I told her what had happened to her brother, quickly followed by what I hoped to do about it.

‘I dare say you know what you’re doing,’ she said, ‘or not. I was never sure
he
did half the time. You made a good pair, that’s for sure.’

‘And still will, if I’ve got anything to do about it.’

‘Bless you.’ I could tell she was unconvinced. I couldn’t blame her.

‘You know the clock’s ticking, don’t you?’ April reminded.

‘Derek said there was a threat of a nuclear strike.’

‘I couldn’t possibly comment on an open line. Still, what are those silly old buggers going to do about any indiscretions? Yes. It’s been agreed. We have a couple of hours at most. Ridiculous. Makes me sick the way the stupid shits behave.’

‘You tell them.’

‘Oh I have, darling, I have.’ She paused. ‘You shouldn’t have come back, you know. There really isn’t time.’

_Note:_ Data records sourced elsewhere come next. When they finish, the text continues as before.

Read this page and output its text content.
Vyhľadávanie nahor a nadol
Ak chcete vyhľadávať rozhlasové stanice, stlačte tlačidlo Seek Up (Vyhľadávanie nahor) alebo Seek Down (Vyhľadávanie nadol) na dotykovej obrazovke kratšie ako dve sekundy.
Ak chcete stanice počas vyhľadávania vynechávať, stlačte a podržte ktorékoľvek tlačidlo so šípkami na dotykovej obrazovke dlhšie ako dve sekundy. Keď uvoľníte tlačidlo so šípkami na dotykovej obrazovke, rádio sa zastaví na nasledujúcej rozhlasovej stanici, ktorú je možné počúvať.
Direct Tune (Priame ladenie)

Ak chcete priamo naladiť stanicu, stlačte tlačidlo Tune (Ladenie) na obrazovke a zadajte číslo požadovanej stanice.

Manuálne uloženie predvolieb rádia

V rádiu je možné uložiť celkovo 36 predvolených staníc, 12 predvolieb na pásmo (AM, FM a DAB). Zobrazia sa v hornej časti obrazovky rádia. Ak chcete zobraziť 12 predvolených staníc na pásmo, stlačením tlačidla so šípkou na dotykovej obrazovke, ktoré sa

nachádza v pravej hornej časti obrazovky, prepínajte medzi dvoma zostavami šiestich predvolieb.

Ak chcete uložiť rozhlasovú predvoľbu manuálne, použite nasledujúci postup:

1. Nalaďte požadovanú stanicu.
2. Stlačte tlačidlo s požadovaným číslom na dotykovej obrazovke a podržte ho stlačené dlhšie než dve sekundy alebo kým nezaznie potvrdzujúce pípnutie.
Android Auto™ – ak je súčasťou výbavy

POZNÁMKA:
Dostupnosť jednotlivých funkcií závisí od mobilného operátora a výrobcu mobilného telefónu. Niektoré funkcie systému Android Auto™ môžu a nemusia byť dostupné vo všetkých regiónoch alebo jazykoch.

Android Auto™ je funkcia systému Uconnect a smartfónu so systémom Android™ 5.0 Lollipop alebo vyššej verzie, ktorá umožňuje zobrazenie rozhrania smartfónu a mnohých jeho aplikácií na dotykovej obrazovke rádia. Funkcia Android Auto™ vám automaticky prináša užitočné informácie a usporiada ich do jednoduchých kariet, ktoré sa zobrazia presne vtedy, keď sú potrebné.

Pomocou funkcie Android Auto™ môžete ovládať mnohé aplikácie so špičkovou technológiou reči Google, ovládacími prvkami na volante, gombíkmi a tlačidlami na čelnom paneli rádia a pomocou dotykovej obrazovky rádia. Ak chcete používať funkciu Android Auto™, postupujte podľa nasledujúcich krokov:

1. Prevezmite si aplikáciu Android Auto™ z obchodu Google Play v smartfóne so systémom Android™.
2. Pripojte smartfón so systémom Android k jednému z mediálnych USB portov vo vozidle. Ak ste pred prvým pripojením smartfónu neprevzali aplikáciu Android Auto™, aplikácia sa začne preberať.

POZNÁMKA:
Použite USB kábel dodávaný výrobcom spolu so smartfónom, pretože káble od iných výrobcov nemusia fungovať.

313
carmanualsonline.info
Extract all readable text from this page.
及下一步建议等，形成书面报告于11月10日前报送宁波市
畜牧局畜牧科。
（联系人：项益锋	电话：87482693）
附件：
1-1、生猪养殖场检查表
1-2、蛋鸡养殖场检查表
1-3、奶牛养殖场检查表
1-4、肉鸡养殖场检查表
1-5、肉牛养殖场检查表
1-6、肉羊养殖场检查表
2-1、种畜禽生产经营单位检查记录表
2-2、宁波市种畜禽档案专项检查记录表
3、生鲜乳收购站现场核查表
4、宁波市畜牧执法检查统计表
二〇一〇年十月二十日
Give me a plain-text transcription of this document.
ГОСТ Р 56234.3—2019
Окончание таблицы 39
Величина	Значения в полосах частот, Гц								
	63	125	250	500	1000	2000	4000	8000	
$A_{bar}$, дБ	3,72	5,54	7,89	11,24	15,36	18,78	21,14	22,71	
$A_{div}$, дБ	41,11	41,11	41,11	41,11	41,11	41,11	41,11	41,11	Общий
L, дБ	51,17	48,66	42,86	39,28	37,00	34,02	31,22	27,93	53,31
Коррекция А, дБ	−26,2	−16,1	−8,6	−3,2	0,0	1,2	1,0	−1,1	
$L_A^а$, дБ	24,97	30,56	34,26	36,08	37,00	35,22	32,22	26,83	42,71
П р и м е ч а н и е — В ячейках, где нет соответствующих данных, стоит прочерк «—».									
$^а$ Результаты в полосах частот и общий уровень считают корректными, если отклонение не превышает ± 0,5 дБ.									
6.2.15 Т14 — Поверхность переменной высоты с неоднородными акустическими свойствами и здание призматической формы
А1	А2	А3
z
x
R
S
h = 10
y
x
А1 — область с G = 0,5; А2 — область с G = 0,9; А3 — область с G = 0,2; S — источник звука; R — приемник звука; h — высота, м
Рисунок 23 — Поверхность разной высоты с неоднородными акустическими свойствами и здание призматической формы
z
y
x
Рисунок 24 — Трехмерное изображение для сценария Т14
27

‘Time is movable,’ I replied. ‘Or at least it better had be.’

‘You’re a good boy. Tell you what, I’ll meet you there, if only to give you a lingering kiss before we’re burned to shadows.’

‘Right.’ I didn’t quite know how to respond to that.

‘You could at least try to flirt with an old lady given we’ll only have a few hours of existence left.’

‘Sorry. Erm … that will be lovely, you … sexy thing …’

‘Oh shut up. It’s awful – you’re making me feel sick.’ She hung up.

‘I am sorry,’ said Tamar as we cut into the city. ‘I should not have acted in the way I did.’

‘No worries,’ I assured her. ‘To be honest I had planned on doing something similar myself. I don’t know how Krishnin managed to jump between the planes but I’m willing to bet he needed to think hard in order to do it. That’s not something he’s going to be doing again.’

‘Do you really think we can bring August back?’

‘If this works. If Krishnin had actually died back in 1963, then none of this would have happened. Derek is panicking because it’s dangerous to interfere with history, but Krishnin was barely part of this world over the last fifty years, so – bar the last forty-eight hours – the change shouldn’t be too significant.’

‘And you’re going to go back and kill him?’

‘Not exactly. The machine needs a specific focus. Usually an area of space, but in this case we’re going to use Krishnin himself. We’ll see moments from his life, significant events. I’ll be waiting for one in particular – the time he should have died – when I intend to give history a helping hand.’

‘I think you are all very mad. But I hope it works.’

Her and me both.

I asked Derek to pull over so that I could get out and join him at the front; I was sick of rolling backwards and forwards
in the rear and not being able to see where we were going. Besides, if things got difficult he might be in need of a supportive co-driver.